In all my years working on Hemi's I've never seen oil leak past the sparkplugs into the cylinder. It only occurs when you pull the plugs and if the aluminum tube retainer is pulled up before the oil is wiped away around it. Since you are where you are at pull the number 1 cylinder intake valve spring and see what you are dealing with.
You need a valve spring compressor, mine is a sunpro or something like that, cheap. It has a screw top and legs that hook into the spring. Screwing the top down with the legs in the spring compresses it. You also need a pencil magnet and about a foot of 1/4" nylon rope. Bring the engine up on No 1 compression, both int and exh will be closed. Use a piece of soft wire and feed an inch or so of the rope thrpogh the sparkplug hole under the intake valve. This will keep the valve if it drops from hitting the piston. The valve can only drop a half inch or less before the piston stops it. Since the valve job is brand new the keepers shouldn't be frozen in the valve retainer. Ust the valve spring compressor and compress the valve. Usually the spring comes up, push down on the compressor and it should free up the keepers. Use the pencil magnet to remove them. Its a good idea to put a shop rag around the valve, sometimes my palsey kicks in I get the shakes and will knock one off the magnet.
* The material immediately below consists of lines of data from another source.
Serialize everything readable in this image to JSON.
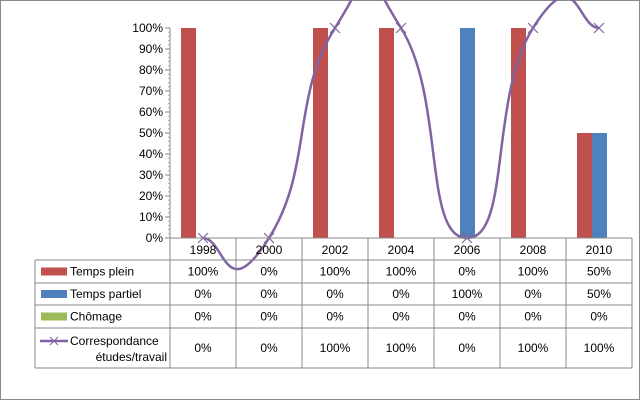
{
  "chart_data": {
    "type": "bar",
    "title": "",
    "categories": [
      "1998",
      "2000",
      "2002",
      "2004",
      "2006",
      "2008",
      "2010"
    ],
    "ylim": [
      0,
      100
    ],
    "yticks": [
      "0%",
      "10%",
      "20%",
      "30%",
      "40%",
      "50%",
      "60%",
      "70%",
      "80%",
      "90%",
      "100%"
    ],
    "series": [
      {
        "name": "Temps plein",
        "type": "bar",
        "color": "#C0504D",
        "values": [
          100,
          0,
          100,
          100,
          0,
          100,
          50
        ],
        "labels": [
          "100%",
          "0%",
          "100%",
          "100%",
          "0%",
          "100%",
          "50%"
        ]
      },
      {
        "name": "Temps partiel",
        "type": "bar",
        "color": "#4F81BD",
        "values": [
          0,
          0,
          0,
          0,
          100,
          0,
          50
        ],
        "labels": [
          "0%",
          "0%",
          "0%",
          "0%",
          "100%",
          "0%",
          "50%"
        ]
      },
      {
        "name": "Chômage",
        "type": "bar",
        "color": "#9BBB59",
        "values": [
          0,
          0,
          0,
          0,
          0,
          0,
          0
        ],
        "labels": [
          "0%",
          "0%",
          "0%",
          "0%",
          "0%",
          "0%",
          "0%"
        ]
      },
      {
        "name": "Correspondance études/travail",
        "name_lines": [
          "Correspondance",
          "études/travail"
        ],
        "type": "line",
        "color": "#8064A2",
        "values": [
          0,
          0,
          100,
          100,
          0,
          100,
          100
        ],
        "labels": [
          "0%",
          "0%",
          "100%",
          "100%",
          "0%",
          "100%",
          "100%"
        ]
      }
    ],
    "legend": "data-table"
  }
}
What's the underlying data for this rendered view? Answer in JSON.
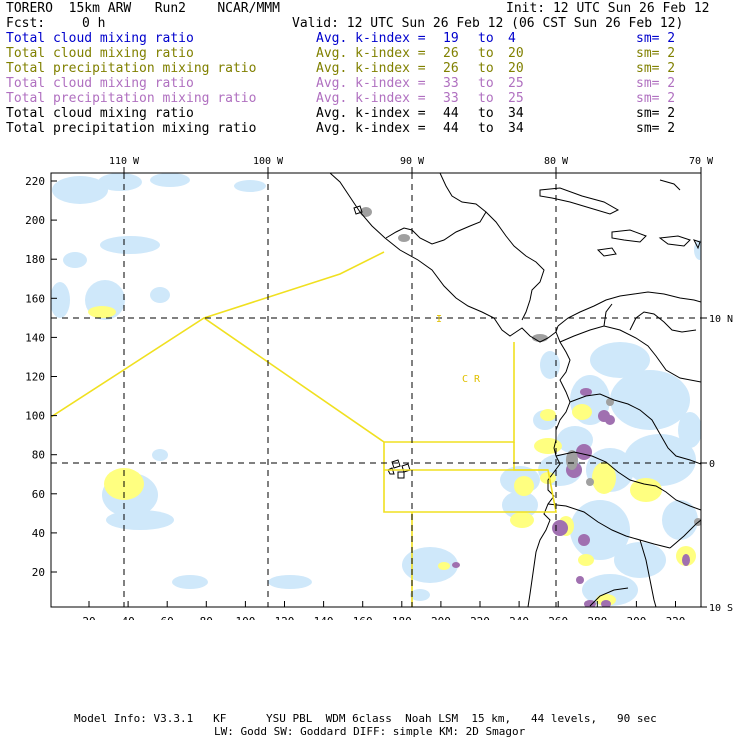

now you can lift the spring and retainer off the valve. IF you have umbrella valve seals pull the head and go get some of the good teflon ones that require the valve guides to be milled for them to attach too. Now comes the hard part. If they are the good type guides, (they'll have a metal band around the top and bottom to firmly grip the valve stem and guide) look to see if they are new. Do not remove the seal yet! If the springs were replaced any competent shop will replace the seals at the same time. See if they look like the retainer may have contacted the top. Take a hold of the valve stem and slowly slide the valve up and down. It should not slid to easily, if it drops immediately when you removed the keepers then its probably bad seals. Now the good news, you can replace these your self. Simply get a set and do each valve one at a time. Make sure you use the plastic protector on the valve when you push the new seal down. If you are going to do this, go ahead and remove the seal your looking at. Once you pull it up over the valve stem, its ruined. The groves in the valve will destroy the seals ability to control oil.
Good luck dude, wish I was there to help ya.
I'm sure the crew will chime in on anything I missed.
Forgot two things. If it still has springs between the rocker arms You can back off the adjuster till the ball and socket clear and then you can move the rocker out of the way of the push rod, rotate it up and out of the way. That way you want have to remove the whole rocker arm assembly. If it has locks or shims you'll probably have to do that.
Second if everything looks good replace the valve spring and run a compression test. You could have a broken ring. But I'd place my money on valve seals. A compression test isn't a bad idea anyway.